Classification is one of the data mining techniques.  Classification based data mining exists as the cornerstone of the machine learning in artificial intelligence (Dhawan, 2014).  The process in the Supervised Classification begins with given sample data, also known as a training set, consists of multiple entries, each with multiple features.  The purpose of this supervised classification is to analyze the sample data and to develop an accurate understanding or model for each class using the attributes present in the data.  This supervised classification is used to classify and label test data.  Thus, the precise purpose of the supervised classification is very critical to analyze the sample data and develop an accurate model for each class using the attributes present in the data.  Figure 1 illustrates the supervised classification technique in data mining as depicted in (Dhawan, 2014).  

Figure 1:  Linear Overview of steps involved in Supervised Classification (Dhawan, 2014)

The conventional techniques employed in the Supervised Classification involves the known algorithms of (1) Bayesian Classification, (2) Naïve Bayesian Classification, (3) Robust Bayesian Classifier, and (4) Decision Tree Learning. 

Various Types of Sampling

A sample of records can be taken for any analysis unless the dataset is driven from a big data infrastructure (Hodeghatta & Nayak, 2016).  A randomization technique should be used, and steps must be taken to ensure that all the members of a population have an equal chance of being selected (Hodeghatta & Nayak, 2016). This method is called probability sampling.  There are various variations on this sampling type:  Random Sampling, Stratified Sampling, and Systematic Sampling (Hodeghatta & Nayak, 2016), cluster, and multi-stage (Saunders, 2011).  In Random Sampling, a sample is picked randomly, and every member has an equal opportunity to be selected. In Stratified Sampling, the population is divided into groups, and data is selected randomly from a group or strata.  In Systematic Sampling, members are selected systematically, for instance, every tenth member of that particular time or event (Hodeghatta & Nayak, 2016).  The most appropriate sampling technique to obtain a representative sample should be implemented based on the research question(s) and the objectives of the research study (Saunders, 2011). 

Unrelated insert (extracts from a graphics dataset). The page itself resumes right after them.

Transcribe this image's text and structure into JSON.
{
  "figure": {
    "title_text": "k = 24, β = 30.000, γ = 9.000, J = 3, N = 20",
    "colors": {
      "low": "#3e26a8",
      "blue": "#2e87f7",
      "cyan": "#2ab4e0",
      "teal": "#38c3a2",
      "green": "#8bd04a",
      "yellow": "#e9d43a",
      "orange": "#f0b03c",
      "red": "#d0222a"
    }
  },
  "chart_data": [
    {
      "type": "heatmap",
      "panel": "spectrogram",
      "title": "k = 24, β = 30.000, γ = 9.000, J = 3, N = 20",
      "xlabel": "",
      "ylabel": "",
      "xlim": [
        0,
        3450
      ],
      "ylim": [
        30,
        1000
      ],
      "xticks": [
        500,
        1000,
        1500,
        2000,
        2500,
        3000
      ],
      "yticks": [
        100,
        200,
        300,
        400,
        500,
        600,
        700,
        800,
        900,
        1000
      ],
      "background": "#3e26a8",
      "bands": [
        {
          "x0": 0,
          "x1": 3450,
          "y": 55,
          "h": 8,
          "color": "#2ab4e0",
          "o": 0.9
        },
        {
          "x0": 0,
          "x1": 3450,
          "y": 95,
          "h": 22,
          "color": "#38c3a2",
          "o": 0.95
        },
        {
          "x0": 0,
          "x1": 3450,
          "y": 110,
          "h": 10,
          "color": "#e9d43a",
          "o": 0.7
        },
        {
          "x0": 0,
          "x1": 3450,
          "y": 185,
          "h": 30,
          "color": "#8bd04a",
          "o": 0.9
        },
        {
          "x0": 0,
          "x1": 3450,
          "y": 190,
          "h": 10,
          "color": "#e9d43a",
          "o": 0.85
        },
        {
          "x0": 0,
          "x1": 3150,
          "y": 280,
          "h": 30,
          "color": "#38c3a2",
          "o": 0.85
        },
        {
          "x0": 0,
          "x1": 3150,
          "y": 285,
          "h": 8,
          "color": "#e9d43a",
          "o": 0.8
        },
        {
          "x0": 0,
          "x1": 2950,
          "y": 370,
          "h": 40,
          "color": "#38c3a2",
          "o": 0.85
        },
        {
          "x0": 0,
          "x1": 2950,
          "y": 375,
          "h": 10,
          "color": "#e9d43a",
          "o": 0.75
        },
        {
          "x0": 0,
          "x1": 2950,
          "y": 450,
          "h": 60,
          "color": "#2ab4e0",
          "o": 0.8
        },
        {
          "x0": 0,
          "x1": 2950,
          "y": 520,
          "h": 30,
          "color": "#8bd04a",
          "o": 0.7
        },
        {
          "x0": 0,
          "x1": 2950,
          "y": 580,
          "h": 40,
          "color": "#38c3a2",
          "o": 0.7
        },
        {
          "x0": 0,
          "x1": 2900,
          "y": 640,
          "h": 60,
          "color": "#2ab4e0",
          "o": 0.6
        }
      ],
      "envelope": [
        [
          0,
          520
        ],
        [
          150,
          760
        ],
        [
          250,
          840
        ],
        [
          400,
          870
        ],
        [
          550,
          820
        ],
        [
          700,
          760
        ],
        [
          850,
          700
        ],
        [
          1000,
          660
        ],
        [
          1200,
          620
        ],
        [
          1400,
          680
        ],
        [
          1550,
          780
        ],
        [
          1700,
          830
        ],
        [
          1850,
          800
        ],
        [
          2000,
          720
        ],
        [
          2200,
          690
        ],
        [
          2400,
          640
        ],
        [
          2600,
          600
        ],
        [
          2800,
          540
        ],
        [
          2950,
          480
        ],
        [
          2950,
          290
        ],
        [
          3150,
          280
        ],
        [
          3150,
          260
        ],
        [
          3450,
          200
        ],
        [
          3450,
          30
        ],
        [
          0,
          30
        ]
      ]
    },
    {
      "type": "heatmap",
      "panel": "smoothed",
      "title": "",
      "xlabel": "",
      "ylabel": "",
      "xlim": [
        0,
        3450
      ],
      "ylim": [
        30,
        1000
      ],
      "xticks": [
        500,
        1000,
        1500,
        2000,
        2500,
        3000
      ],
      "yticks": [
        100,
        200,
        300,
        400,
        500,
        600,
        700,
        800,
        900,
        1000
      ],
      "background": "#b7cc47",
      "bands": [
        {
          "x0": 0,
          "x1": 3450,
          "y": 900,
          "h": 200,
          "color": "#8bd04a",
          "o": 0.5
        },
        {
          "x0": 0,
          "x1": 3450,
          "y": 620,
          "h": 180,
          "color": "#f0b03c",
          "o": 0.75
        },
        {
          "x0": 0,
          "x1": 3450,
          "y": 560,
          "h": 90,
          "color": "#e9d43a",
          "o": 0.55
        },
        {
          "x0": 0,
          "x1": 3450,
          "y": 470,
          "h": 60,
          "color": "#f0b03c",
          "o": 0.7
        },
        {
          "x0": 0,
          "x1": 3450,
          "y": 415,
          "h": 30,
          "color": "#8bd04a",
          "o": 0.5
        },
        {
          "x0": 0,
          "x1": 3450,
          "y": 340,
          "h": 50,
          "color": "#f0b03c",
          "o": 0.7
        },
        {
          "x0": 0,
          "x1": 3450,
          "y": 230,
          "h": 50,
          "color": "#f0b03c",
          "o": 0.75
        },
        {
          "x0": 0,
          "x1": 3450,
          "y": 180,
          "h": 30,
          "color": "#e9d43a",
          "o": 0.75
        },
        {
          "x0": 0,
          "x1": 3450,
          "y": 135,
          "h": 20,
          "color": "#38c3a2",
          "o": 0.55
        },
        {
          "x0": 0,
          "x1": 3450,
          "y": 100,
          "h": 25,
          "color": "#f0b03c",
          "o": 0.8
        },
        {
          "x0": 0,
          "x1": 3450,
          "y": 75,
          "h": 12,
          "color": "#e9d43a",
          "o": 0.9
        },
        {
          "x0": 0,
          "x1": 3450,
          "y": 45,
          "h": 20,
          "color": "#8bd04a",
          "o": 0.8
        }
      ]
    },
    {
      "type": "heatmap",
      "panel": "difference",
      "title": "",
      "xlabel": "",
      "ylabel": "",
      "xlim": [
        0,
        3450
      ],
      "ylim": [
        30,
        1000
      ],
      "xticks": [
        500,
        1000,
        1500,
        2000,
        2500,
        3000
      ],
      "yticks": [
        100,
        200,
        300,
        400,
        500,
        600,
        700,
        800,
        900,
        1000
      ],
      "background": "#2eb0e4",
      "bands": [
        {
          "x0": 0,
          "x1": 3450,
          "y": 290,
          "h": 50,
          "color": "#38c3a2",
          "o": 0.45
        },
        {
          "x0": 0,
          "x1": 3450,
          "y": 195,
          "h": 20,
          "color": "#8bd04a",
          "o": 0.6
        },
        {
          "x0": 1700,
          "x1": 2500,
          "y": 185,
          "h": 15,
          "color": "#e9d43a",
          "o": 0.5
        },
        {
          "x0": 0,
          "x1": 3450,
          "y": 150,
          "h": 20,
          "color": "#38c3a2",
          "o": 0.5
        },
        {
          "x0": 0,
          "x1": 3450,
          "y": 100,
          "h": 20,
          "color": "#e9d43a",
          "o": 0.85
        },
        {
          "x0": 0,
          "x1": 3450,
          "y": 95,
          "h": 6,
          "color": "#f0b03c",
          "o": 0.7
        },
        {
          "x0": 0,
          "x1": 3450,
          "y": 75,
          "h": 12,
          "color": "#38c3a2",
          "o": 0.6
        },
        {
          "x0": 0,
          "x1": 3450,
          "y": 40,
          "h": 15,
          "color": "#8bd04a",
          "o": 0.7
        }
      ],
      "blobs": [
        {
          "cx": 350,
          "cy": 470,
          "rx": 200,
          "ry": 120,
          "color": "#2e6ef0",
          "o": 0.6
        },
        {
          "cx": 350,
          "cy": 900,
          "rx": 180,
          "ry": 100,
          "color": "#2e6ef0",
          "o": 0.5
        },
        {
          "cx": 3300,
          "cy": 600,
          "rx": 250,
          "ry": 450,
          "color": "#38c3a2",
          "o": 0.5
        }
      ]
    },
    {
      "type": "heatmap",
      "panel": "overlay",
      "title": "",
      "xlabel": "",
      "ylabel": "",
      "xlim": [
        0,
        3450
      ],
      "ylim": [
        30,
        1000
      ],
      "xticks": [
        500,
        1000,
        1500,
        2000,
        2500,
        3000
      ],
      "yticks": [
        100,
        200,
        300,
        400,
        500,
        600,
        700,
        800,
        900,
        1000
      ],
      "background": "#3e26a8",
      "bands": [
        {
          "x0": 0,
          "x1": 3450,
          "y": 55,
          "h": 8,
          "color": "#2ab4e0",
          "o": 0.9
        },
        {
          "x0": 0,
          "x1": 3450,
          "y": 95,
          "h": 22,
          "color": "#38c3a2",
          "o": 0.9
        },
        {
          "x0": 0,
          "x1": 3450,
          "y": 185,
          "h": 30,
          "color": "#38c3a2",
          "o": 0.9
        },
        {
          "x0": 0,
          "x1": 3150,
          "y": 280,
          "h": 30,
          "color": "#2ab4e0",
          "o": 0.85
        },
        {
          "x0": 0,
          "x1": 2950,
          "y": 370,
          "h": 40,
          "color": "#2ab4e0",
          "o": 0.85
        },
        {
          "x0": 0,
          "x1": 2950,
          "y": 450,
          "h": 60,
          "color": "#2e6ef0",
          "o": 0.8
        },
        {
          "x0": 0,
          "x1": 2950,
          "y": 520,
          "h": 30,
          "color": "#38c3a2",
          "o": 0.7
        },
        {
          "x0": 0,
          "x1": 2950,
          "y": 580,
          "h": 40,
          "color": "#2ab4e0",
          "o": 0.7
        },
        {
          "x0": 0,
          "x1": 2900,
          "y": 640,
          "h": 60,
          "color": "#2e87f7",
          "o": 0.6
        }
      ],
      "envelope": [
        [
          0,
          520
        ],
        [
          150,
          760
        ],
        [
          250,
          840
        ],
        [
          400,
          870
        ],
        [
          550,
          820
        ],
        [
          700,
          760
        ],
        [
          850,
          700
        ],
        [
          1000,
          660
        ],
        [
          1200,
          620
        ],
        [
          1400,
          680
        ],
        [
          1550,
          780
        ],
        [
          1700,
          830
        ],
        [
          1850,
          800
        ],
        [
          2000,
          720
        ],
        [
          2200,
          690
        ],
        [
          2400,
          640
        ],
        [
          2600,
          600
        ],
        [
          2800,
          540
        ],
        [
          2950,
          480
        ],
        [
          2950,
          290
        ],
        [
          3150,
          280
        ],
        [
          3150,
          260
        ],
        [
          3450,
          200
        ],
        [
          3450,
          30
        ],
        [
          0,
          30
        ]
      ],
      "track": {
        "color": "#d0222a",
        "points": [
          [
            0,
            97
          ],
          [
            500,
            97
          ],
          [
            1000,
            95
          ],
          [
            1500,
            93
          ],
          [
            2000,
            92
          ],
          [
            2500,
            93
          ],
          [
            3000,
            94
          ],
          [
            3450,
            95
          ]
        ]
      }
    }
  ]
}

In summary, supervised learning is comprised of Prediction or Regression, and Classification. In both approaches, a clear understanding of the SL is critical to analyze the sample data and develop an accurate understanding or model for each class using the attributes present in the data.  There are various types of sampling:  random, stratified and systematic.  The most appropriate sampling technique to obtain a representative sample should be implemented based on the research question(s) and the objectives of the research study. 

References

Connolly, T., & Begg, C. (2015). Database Systems: A Practical Approach to Design, Implementation, and Management (6th Edition ed.): Pearson.

Coronel, C., & Morris, S. (2016). Database systems: design, implementation, & management: Cengage Learning.

Dhawan, S. (2014). An Overview of Efficient Data Mining Techniques. Paper presented at the International Journal of Engineering Research and Technology.

Hall, P., Dean, J., Kabul, I. K., & Silva, J. (2014). An Overview of Machine Learning with SAS® Enterprise Miner™. SAS Institute Inc.

Han, J., Pei, J., & Kamber, M. (2011). Data mining: concepts and techniques: Elsevier.

Hodeghatta, U. R., & Nayak, U. (2016). Business Analytics Using R-A Practical Approach: Springer.

Saunders, M. N. (2011). Research methods for business students, 5/e: Pearson Education India.